DETAILS OF PROCEDURE:  After identification of the patient and obtaining informed consent, she underwent the following procedure.  In the preoperative holding area, the patient was marked; marked out the supratarsal creases, marked out planned excision of the skin in the upper eyelids, which is approximately 5 mm in greatest width, marked up the planned subciliary incisions with planned excision of the skin of about 3 mm in each lower eyelid.  Marked out the level of the supraorbital rim bilaterally.  The patient was taken to the operative suite and placed on the table in supine position.  After induction and intubation, achieving full anesthesia, antibiotic prophylaxis given with Ancef and eye was lubricated with ophthalmic antibiotic ointment.  Upper and lower eyelids anesthetized with 1% lidocaine with epinephrine.

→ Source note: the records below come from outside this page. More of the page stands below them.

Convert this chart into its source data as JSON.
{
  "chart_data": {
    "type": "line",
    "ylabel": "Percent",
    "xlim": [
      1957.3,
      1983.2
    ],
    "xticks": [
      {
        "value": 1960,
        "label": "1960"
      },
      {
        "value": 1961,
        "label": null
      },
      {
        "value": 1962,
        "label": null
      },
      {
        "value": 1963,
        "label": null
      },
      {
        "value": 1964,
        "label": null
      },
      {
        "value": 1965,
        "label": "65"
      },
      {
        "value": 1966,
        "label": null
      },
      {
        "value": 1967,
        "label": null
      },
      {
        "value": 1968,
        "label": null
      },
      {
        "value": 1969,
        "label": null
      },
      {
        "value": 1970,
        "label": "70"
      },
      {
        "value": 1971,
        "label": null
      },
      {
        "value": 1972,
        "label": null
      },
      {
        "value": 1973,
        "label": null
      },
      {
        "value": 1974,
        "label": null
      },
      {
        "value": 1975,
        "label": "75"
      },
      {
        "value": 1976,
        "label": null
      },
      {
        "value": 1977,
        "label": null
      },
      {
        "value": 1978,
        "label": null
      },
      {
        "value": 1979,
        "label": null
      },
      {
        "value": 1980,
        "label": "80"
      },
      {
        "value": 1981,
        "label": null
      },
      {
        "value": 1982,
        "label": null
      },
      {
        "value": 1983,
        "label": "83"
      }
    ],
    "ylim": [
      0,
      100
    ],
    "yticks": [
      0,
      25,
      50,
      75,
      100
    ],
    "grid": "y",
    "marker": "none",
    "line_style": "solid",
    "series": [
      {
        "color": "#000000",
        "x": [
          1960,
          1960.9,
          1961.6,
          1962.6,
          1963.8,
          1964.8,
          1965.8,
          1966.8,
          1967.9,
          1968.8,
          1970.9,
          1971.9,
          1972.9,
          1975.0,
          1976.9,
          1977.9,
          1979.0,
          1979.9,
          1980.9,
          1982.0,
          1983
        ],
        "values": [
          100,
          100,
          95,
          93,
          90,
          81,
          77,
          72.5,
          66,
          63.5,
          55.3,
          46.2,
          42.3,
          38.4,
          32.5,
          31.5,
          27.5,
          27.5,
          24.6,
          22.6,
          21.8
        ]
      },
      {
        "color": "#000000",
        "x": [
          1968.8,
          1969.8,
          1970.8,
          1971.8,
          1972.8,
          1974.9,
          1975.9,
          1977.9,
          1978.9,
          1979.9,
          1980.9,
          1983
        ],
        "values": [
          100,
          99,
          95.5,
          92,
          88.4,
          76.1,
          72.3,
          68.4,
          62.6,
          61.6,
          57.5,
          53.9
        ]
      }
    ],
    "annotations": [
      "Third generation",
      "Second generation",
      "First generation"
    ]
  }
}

Upper eyelid incision was performed in the skin with 15 blade scalpel.  Symmetrically, the skin was excised using tenotomy scissors.  Symmetrically, the redundant orbicularis muscle excised using electrocautery.  Fat pads from the medial and central fat compartments in the upper eyelids were identified, teased out with Q-tips and then cauterized at the base and excised with electrocautery removing symmetrical amounts of  the redundant tissue.  Then, attention made towards hemostasis.  Incision was closed in layers using 5-0 Vicryl sutures subdermally and subcuticular pullout sutures and 6-0 Novofil along the skin edges. 

Addressing the lower eyelids, performed subciliary incisions and elevated skin and orbicularis muscle as flaps down to the level of the orbital rim.  Identified the redundant fat pad compartments in the lateral, medial, and central areas of each lower eyelid.  Tenotomy scissor was used to make incision in the septum.  Fat pad compartments identified, teased out with Q-tips, and cauterized and divided at the bases with electrocautery and removed in symmetrical fashion.  Attention was made to hemostasis with cautery.  Incisions closed after removal of the redundant skin with tenotomy scissors using 5-0 Vicryl subdermally and 6-0 Novofil in subcuticular pullout fashion.  Eyes could close completely without any undue tension and there was no sign of any eyelid ectropion.  The patient was dressed with antibiotic ointment.  Extubated and taken to recovery in stable condition.